Under the Federal Rules of Civil Procedure, a motion to strike pursuant to Rule 12(f) has a different standard than a motion to dismiss pursuant to Rule 12(b)(6). Under Rule 12(f), the court may strike from a pleading an insufficient defense or any redundant, immaterial, impertinent, or scandalous matter. Motions to strike a pleading are disfavored and should be denied unless it can be shown that the challenged matter could have no possible bearing on the issues in the litigation. Courts often require a showing of prejudice by the moving party and views the pleadings in the light most favorable to the non-moving party.
Section 412 bars a copyright owner from recovering statutory damages or attorneys’ fees for copyright infringement if two conditions are met: (1) the copyright was registered more than three months after the work was first published, and (2) the infringing activity commenced after the date of first publication and before the effective date of registration of the work. The first act of infringement in a series of ongoing separate infringements commences one continuing infringement under Section 412(2).
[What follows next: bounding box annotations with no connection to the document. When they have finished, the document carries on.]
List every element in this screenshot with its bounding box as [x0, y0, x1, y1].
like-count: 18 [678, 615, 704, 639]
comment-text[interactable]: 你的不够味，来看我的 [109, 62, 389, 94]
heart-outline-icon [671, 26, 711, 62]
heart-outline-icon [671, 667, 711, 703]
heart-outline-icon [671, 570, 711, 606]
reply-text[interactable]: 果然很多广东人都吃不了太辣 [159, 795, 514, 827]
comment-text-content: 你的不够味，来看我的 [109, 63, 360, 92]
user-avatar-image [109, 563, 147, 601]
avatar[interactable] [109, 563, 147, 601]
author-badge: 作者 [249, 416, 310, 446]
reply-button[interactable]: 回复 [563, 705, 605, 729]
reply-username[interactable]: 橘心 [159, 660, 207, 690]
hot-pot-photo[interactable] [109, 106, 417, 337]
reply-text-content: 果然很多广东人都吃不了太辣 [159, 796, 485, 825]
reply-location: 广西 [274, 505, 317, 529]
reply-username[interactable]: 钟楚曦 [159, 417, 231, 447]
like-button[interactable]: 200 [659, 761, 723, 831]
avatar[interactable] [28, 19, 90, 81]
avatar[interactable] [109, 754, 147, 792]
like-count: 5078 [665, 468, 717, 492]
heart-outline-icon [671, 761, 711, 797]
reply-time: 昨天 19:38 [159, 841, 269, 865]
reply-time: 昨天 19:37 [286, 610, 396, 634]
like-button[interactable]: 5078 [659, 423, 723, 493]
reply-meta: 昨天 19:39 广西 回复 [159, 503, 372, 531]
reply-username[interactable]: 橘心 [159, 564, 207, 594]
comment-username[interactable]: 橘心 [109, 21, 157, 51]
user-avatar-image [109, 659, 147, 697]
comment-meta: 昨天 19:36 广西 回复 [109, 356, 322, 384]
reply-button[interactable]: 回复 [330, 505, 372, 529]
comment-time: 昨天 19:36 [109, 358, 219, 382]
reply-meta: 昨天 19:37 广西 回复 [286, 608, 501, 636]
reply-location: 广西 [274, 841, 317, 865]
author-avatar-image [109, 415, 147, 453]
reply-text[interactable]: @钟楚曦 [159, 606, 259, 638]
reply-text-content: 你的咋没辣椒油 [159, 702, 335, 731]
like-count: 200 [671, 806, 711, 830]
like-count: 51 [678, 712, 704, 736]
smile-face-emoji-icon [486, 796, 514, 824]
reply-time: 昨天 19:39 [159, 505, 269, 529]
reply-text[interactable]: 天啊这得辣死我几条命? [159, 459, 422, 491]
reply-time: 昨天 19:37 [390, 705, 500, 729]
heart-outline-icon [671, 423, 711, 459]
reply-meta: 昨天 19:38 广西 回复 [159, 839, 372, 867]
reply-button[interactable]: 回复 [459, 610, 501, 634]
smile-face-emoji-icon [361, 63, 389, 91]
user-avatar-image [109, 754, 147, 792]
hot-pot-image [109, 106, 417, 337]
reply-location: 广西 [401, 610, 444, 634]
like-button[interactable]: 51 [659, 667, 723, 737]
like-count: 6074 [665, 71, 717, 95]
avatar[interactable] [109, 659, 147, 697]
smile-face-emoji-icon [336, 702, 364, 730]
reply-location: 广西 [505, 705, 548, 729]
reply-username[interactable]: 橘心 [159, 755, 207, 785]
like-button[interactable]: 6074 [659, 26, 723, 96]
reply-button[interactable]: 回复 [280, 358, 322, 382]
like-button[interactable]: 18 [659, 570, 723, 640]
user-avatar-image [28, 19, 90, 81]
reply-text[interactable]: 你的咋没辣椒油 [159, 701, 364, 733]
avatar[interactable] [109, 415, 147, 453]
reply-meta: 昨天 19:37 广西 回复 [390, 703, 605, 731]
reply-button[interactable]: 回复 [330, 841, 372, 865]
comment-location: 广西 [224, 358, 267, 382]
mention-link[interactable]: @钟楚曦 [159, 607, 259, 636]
The date of first publication was April 2, 2005, when the cropped version of “Dylan-fscarve” was uploaded to wavetheplanet.com. Thus, the date of registration, February 13, 2006, was beyond the three month grace period offered by section 412. However, Royal Caribbean did not assert that the claim for statutory damages was “redundant, immaterial, impertinent, or scandalous,” or that the claim for statutory damages “could have no possible bearing on the issues in the litigation.” Therefore, viewing the allegations in the light most favorable to plaintiff, the motion was denied.